Submitted to: Catena
Publication Type: Peer Reviewed Journal
Publication Acceptance Date: 10/3/2012
Publication Date: 1/1/2013
Citation: Wells, R.R., Momm, H.G., Rigby Jr, J.R., Bennett, S.J., Bingner, R.L., Dabney, S.M. 2013. An empirical investigation of gully widening rates in upland concentrated flows. Catena. 101(2013):114-121. Interpretive Summary: Soil erosion is a destructive function of nature. Currently, our understanding of the mechanisms that drive channel bank expansion is limited. This study reports on experiments conducted in a laboratory flume to examine channel widening under controlled flow rates and bed slopes. Past research has examined freely adjustable boundaries (channel bed and banks are free to move); however, experimental data under fixed boundary conditions is limited. In most agricultural settings, a more resistant layer exists below the surface. This layer is often called a plow pan since its existence is dependent upon plow depth. Relations have been developed for freely adjustable boundaries but few studies were conducted to understand the mechanisms when a less erodible layer is present. Our study examined the channel expansion due to channel slope and overland flow discharge. A dynamic empirical relation was developed based upon constant discharge and slope that fits the measured dataset very well.
Technical Abstract: Soil erosion, in its myriad forms, devastates arable land and infrastructure. As an integral landscape erosion feature, gully erosion is a complicated system as its evolution is controlled by upward migration of a gully head (headcut face), incision of the gully bed (plunge pool) and gravitational mass-movement (widening) on gully channel sidewalls.

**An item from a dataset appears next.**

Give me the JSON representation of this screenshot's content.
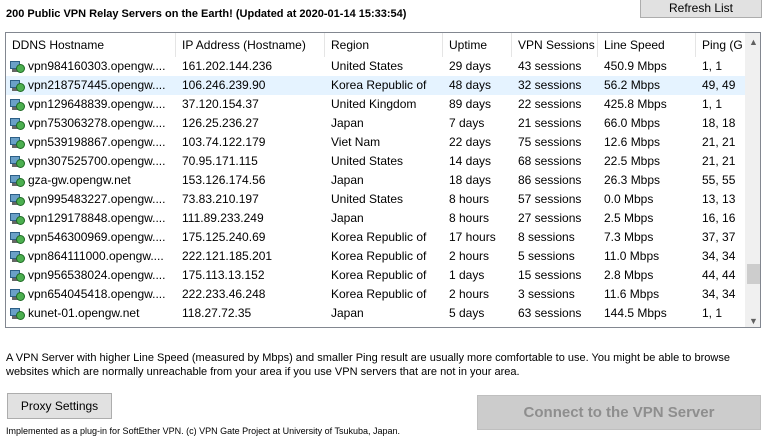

Bed incision is often limited by the presence of a non-erodible or impervious soil layer. When erosion reaches such a layer, the gully typically widens, creating a wide shallow cross section. Once a gully is initiated, transport and deposition of the eroded soil and widening of the gully channel, further govern its evolution. Our knowledge of these processes in shallow concentrated flows within agricultural soils, however, is still quite limited and largely scaled down from river hydraulics. Experiments were conducted to examine channel expansion due to channel slope and overland flow discharge. Packed soil beds were subjected to simulated rainstorms, followed by clear-water overland flow. As slope and discharge increase, channel widening processes accelerate. An empirical equation is developed based upon the measured channel width time series from constant discharge experiments and successfully applied to variable discharge experiments.